‘Then Jesus said to his host, “When you give a luncheon or dinner, do not invite your friends, your brothers or relatives, or your rich neighbors; if you do, they may invite you back and so you will be repaid. But when you give a banquet, invite the poor, the crippled, the lame, the blind, and you will be blessed. Although they cannot repay you, you will be repaid at the resurrection of the righteous.”’ (Luke 14.12–14 NIV)
Yesterday a homeless man walked in and sat among a group of us having a planning meeting at a downtown church campus. The majority of us (or maybe all) are members of church staffs or were in full time ministry. We were wrapping up lunch and were about to discuss the topic of the Kingdom of God. At first none of us realized the man was homeless or wasn’t a part of the group. He sat down with confidence and a smile at one of the meeting tables we were using, quietly said some things to those around him, and flipped through his Bible. He was talking in sort of gibberish and seemed to have significant mental issues, but I don’t think all of us caught onto this at first. Once we did, in the awkwardness (and some nervousness) of realizing that he was not a part of our group, he was politely but promptly invited and led out. None of this was with any ill will toward the man, I think it just happened so quickly that some auto “safety and order” procedures kicked-in.

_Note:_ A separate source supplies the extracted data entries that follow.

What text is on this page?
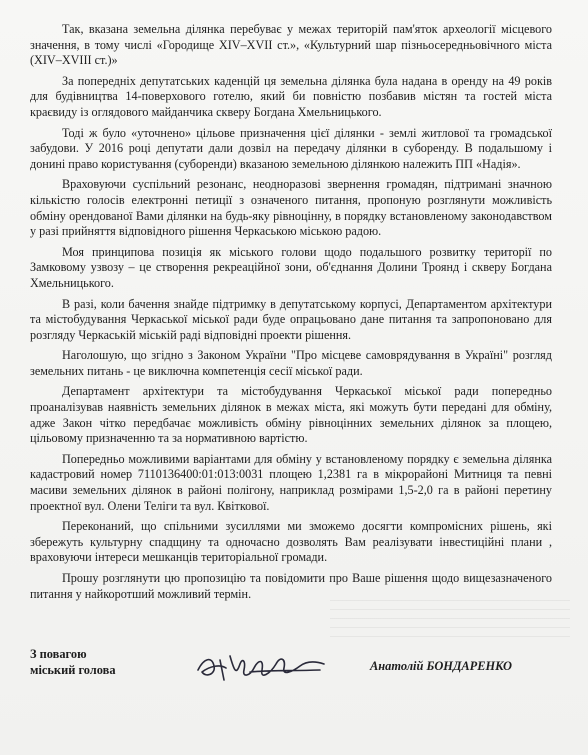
Так, вказана земельна ділянка перебуває у межах територій пам'яток археології місцевого значення, в тому числі «Городище XIV–XVII ст.», «Культурний шар пізньосередньовічного міста (XIV–XVIII ст.)»

За попередніх депутатських каденцій ця земельна ділянка була надана в оренду на 49 років для будівництва 14-поверхового готелю, який би повністю позбавив містян та гостей міста краєвиду із оглядового майданчика скверу Богдана Хмельницького.

Тоді ж було «уточнено» цільове призначення цієї ділянки - землі житлової та громадської забудови. У 2016 році депутати дали дозвіл на передачу ділянки в суборенду. В подальшому і донині право користування (суборенди) вказаною земельною ділянкою належить ПП «Надія».

Враховуючи суспільний резонанс, неодноразові звернення громадян, підтримані значною кількістю голосів електронні петиції з означеного питання, пропоную розглянути можливість обміну орендованої Вами ділянки на будь-яку рівноцінну, в порядку встановленому законодавством у разі прийняття відповідного рішення Черкаською міською радою.

Моя принципова позиція як міського голови щодо подальшого розвитку території по Замковому узвозу – це створення рекреаційної зони, об'єднання Долини Троянд і скверу Богдана Хмельницького.

В разі, коли бачення знайде підтримку в депутатському корпусі, Департаментом архітектури та містобудування Черкаської міської ради буде опрацьовано дане питання та запропоновано для розгляду Черкаській міській раді відповідні проекти рішення.

Наголошую, що згідно з Законом України "Про місцеве самоврядування в Україні" розгляд земельних питань - це виключна компетенція сесії міської ради.

Департамент архітектури та містобудування Черкаської міської ради попередньо проаналізував наявність земельних ділянок в межах міста, які можуть бути передані для обміну, адже Закон чітко передбачає можливість обміну рівноцінних земельних ділянок за площею, цільовому призначенню та за нормативною вартістю.

Попередньо можливими варіантами для обміну у встановленому порядку є земельна ділянка кадастровий номер 7110136400:01:013:0031 площею 1,2381 га в мікрорайоні Митниця та певні масиви земельних ділянок в районі полігону, наприклад розмірами 1,5-2,0 га в районі перетину проектної вул. Олени Теліги та вул. Квіткової.

Переконаний, що спільними зусиллями ми зможемо досягти компромісних рішень, які збережуть культурну спадщину та одночасно дозволять Вам реалізувати інвестиційні плани , враховуючи інтереси мешканців територіальної громади.

Прошу розглянути цю пропозицію та повідомити про Ваше рішення щодо вищезазначеного питання у найкоротший можливий термін.

З повагою
міський голова	Анатолій БОНДАРЕНКО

However, I know for me, as the conversation about the Kingdom immediately followed, I felt a great sense of irony, embarrassment, and conviction. I’m pretty sure we/I missed an opportunity to directly experience and practice the very topic we were discussing. I pray that I don’t miss such opportunities again (or, at least, that I recognize them more quickly and frequently). I don’t want a 20/20 hindsight version of the Kingdom of God. I want to see and act in the world, in living moments, the way Jesus did. I’m pretty certain that if this meeting were in one of the Gospels—”…and a homeless man, plagued with a broken mind, wondered in and sat among them…”— it would have been a different story.